本研究では宿主植物の機能を最大化する最適な根粒数を求め、その結果をもとに制御の経路について考察する。2つのモデルを検討した。
【定常植物モデル】 生成された光合成産物からコストと損失を差し引いたものが繁殖に使われ、これを最大にするように植物が根粒数を選ぶとする。[1] 葉での光が土壌中の硝酸塩濃度に比べて大きい時は、根粒をつけることが有利になる。そのとき葉の窒素含有量は光の強さに比例し、土壌中の硝酸塩濃度と無関係になる。[2]葉での光が土壌中の硝酸塩濃度に比べて小さいときには、最適な植物には根粒をつけず、葉の窒素含有量は土壌中の硝酸塩濃度に比例する。根粒をつけるマメ科植物は、日陰で暗い環境ではなく、よりひらけた環境で優位に生育する傾向が説明できる。
【成長植物モデル】 植物は栄養成長をしており、光合成産物のうち維持コストを除くすべてを、植物の成長に用いるとする。植物は指数関数的に成長し、植物の成長率が最大となるように根粒をつけるとする。環境依存性は、定性的には定常植物モデルと似ている。光が強く土壌窒素が多いときには根粒をつけ、光が弱く土壌窒素が多いとつけない。成長は、土壌窒素の多く葉での光がつよいとき速い。

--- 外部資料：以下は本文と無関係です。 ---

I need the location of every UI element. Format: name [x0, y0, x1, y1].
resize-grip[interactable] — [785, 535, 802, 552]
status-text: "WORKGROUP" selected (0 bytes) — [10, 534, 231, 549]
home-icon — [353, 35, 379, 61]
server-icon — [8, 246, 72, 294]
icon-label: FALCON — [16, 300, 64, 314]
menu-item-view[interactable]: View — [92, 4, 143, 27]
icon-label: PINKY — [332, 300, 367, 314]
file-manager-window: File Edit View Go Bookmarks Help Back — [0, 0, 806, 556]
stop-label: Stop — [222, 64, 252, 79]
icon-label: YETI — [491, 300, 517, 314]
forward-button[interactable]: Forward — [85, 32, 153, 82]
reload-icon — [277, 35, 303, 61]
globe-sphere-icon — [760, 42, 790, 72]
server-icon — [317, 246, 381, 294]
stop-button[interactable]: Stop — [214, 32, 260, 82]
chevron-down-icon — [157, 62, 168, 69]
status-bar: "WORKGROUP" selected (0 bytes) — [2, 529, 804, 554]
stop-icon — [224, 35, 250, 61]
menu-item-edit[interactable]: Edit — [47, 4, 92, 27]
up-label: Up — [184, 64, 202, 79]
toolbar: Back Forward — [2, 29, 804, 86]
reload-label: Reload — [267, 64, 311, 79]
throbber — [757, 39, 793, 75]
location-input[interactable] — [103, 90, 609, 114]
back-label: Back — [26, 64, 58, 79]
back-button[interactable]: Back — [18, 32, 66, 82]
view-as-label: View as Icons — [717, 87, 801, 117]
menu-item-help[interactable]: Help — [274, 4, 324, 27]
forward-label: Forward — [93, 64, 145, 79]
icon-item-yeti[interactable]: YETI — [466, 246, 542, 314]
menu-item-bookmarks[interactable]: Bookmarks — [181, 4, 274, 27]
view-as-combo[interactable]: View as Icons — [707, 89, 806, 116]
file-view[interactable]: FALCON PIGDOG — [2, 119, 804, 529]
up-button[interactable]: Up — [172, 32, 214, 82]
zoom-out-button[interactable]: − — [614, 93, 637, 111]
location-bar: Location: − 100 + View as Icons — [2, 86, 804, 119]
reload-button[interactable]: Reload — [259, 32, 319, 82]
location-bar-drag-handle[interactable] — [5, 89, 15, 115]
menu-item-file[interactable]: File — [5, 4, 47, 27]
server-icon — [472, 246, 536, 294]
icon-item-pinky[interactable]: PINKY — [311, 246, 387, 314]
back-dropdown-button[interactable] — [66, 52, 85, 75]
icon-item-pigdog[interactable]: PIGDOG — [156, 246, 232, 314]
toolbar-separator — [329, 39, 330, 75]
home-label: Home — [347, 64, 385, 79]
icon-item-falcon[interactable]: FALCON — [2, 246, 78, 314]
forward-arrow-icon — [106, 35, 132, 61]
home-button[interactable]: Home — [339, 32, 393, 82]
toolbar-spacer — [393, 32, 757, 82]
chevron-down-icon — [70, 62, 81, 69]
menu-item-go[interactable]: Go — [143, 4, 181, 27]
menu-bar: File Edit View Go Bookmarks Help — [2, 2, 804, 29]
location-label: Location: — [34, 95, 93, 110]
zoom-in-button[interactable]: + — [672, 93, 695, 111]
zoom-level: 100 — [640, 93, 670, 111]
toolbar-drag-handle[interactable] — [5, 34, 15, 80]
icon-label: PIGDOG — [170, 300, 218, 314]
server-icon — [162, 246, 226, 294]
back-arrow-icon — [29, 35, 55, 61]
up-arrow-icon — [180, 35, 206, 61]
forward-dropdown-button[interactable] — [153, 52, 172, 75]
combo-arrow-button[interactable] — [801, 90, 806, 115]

根粒数や葉あたりの窒素量の環境因子(光や土壌窒素)への依存性は複雑である。それは、成長が速い植物では葉の窒素が少なく、根粒が少なくなることから説明でき、「希釈効果」(Hikosaka & Osone)によるものといえる。
根粒形成では、葉で生成されるシグナルが地下にある根粒の形成を調節する(長距離制御)。これは、根粒を持つ有利さが光の強度に依存するために、葉で決定する必要があるためと理解できる。